Há algumas semanas, uma jovem pacifista perdeu a vida, Rachel Corrie, de 23 anos. Era uma estudante da Universidade de Olympia (Washington), e pertencia ao Movimento Pela Justiça e Pela Paz.
Com a sua Associação pacifista organizou iniciativas por ocasião do aniversário do 11 de Setembro, em memória das vítimas do desastre e da Guerra do Afeganistão.
Este ano, Rachel decidiu passar da teoria à acção; foi para israel, onde se uniu ao grupo palestiniano Movimento Internacional de Solidariedade.
Com esta Associação participava em acções para bloquear as escavadoras israelitas, que tentavam deitar abaixo as casas dos Kamikazes e dos seus familiares nos territórios palestinianos.
Aos amigos, em diferentes e-mails, escreveu: «Destroem as casas mesmo com gente lá dentro; não têm respeito por nada nem por ninguém.»

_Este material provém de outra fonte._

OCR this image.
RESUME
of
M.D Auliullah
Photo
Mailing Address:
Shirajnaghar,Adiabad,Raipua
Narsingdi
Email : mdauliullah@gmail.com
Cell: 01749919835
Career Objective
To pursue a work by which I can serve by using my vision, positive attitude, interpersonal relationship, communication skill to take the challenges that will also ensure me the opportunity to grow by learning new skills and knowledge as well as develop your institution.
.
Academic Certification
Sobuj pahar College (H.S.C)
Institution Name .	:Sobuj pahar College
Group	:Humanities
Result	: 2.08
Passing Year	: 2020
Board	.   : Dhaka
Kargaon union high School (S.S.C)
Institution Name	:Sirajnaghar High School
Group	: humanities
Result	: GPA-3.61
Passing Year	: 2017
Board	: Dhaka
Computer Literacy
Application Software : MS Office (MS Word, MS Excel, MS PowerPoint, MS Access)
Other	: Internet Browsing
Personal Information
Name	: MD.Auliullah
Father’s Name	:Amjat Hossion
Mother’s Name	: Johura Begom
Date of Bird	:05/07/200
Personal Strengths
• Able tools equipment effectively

A 15 de março, numa acção em Rafah, na fronteira de gaza, Rachel encontrava-se com seus amigos para tentar impor-se ás demolições.

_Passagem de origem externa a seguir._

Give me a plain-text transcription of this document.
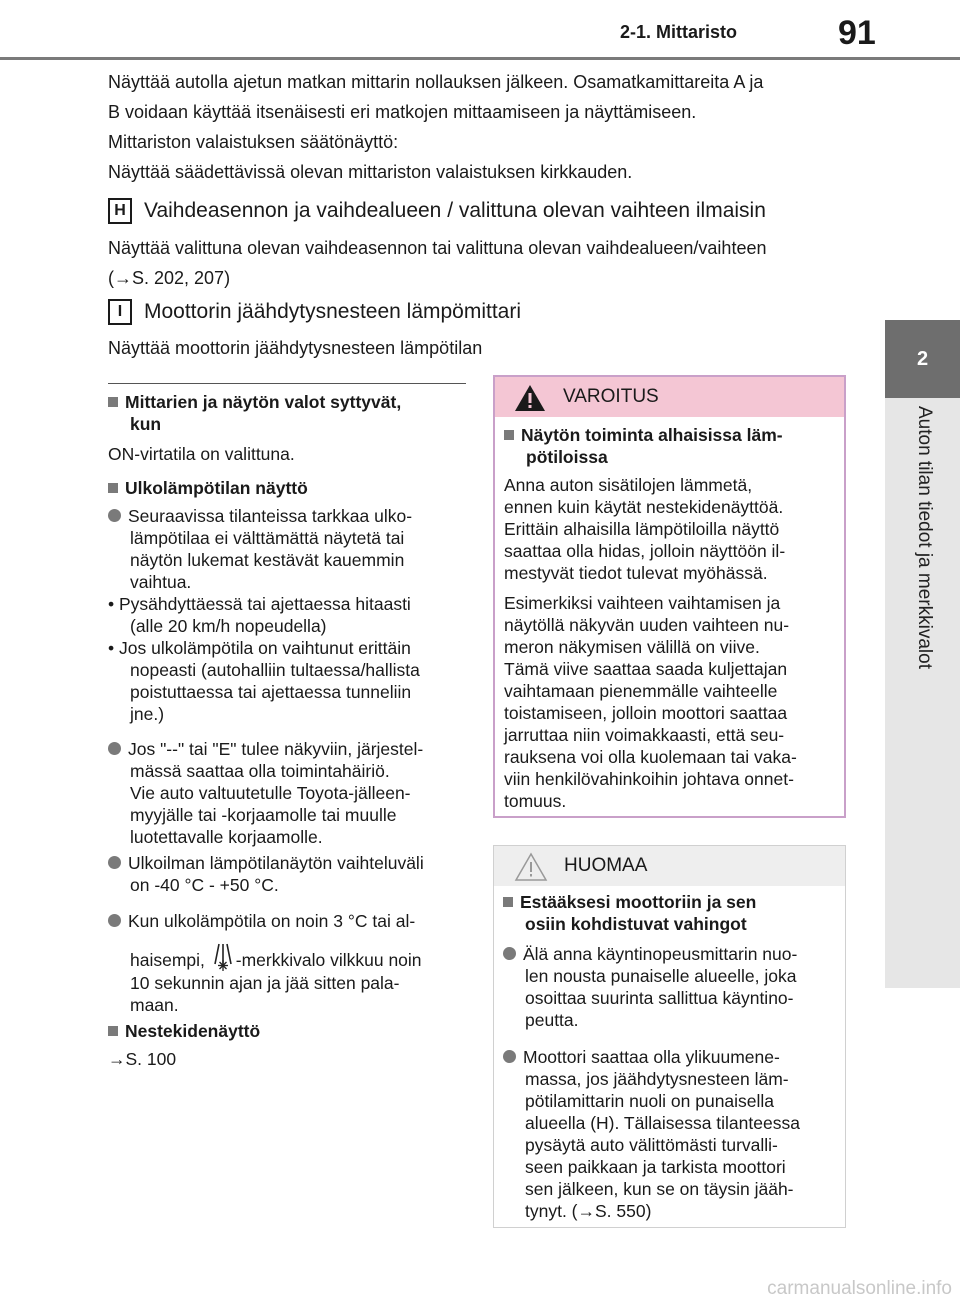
2-1. Mittaristo	91
2
Auton tilan tiedot ja merkkivalot
Näyttää autolla ajetun matkan mittarin nollauksen jälkeen. Osamatkamittareita A ja
B voidaan käyttää itsenäisesti eri matkojen mittaamiseen ja näyttämiseen.
Mittariston valaistuksen säätönäyttö:
Näyttää säädettävissä olevan mittariston valaistuksen kirkkauden.
H Vaihdeasennon ja vaihdealueen / valittuna olevan vaihteen ilmaisin
Näyttää valittuna olevan vaihdeasennon tai valittuna olevan vaihdealueen/vaihteen
(→S. 202, 207)
I	Moottorin jäähdytysnesteen lämpömittari
Näyttää moottorin jäähdytysnesteen lämpötilan
Mittarien ja näytön valot syttyvät,
kun
ON-virtatila on valittuna.
Ulkolämpötilan näyttö
Seuraavissa tilanteissa tarkkaa ulko-
lämpötilaa ei välttämättä näytetä tai
näytön lukemat kestävät kauemmin
vaihtua.
• Pysähdyttäessä tai ajettaessa hitaasti
(alle 20 km/h nopeudella)
• Jos ulkolämpötila on vaihtunut erittäin
nopeasti (autohalliin tultaessa/hallista
poistuttaessa tai ajettaessa tunneliin
jne.)
Jos "--" tai "E" tulee näkyviin, järjestel-
mässä saattaa olla toimintahäiriö.
Vie auto valtuutetulle Toyota-jälleen-
myyjälle tai -korjaamolle tai muulle
luotettavalle korjaamolle.
Ulkoilman lämpötilanäytön vaihteluväli
on -40 °C - +50 °C.
Kun ulkolämpötila on noin 3 °C tai al-
haisempi, -merkkivalo vilkkuu noin
10 sekunnin ajan ja jää sitten pala-
maan.
Nestekidenäyttö
→S. 100
VAROITUS
Näytön toiminta alhaisissa läm-
pötiloissa
Anna auton sisätilojen lämmetä,
ennen kuin käytät nestekidenäyttöä.
Erittäin alhaisilla lämpötiloilla näyttö
saattaa olla hidas, jolloin näyttöön il-
mestyvät tiedot tulevat myöhässä.
Esimerkiksi vaihteen vaihtamisen ja
näytöllä näkyvän uuden vaihteen nu-
meron näkymisen välillä on viive.
Tämä viive saattaa saada kuljettajan
vaihtamaan pienemmälle vaihteelle
toistamiseen, jolloin moottori saattaa
jarruttaa niin voimakkaasti, että seu-
rauksena voi olla kuolemaan tai vaka-
viin henkilövahinkoihin johtava onnet-
tomuus.
HUOMAA
Estääksesi moottoriin ja sen
osiin kohdistuvat vahingot
Älä anna käyntinopeusmittarin nuo-
len nousta punaiselle alueelle, joka
osoittaa suurinta sallittua käyntino-
peutta.
Moottori saattaa olla ylikuumene-
massa, jos jäähdytysnesteen läm-
pötilamittarin nuoli on punaisella
alueella (H). Tällaisessa tilanteessa
pysäytä auto välittömästi turvalli-
seen paikkaan ja tarkista moottori
sen jälkeen, kun se on täysin jääh-
tynyt. (→S. 550)
carmanualsonline.info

“Estava sentada na trajectória do Bulldozer, o condutor viu-a, continuou e passou-lhe por cima”, declarou Joseph Smih, militante pacifista dos Estados Unidos.
Os amigos tentaram por todas as maneiras parar a escavadora, e depois prestaram ajuda, mas já nada havia a fazer.
Rachel Corrie, de apenas 23 anos perdeu a vida, quando defendia com o próprio corpo as suas ideias, o direito dos cidadãos palestinianos a terem um tecto e uma terra.
As autoridades israelitas deram diferentes versões do sucedido, todas elas desmentindo a documentação fotográfica e os testemunhos. A jovem foi morta a sangue frio de forma bárbara, quando se manifestava pacificamente.
Rachel e os seus companheiros denunciaram que todos os dias dezenas e dezenas de casas são destruídas na fronteira de gaza, que os bombardeamentos danificam os poços de água doce nos campos de refugiados de rafah e que os mesmos não podem ser reparados pelos trabalhadores palestinianos sem se exporem ás balas israelitas.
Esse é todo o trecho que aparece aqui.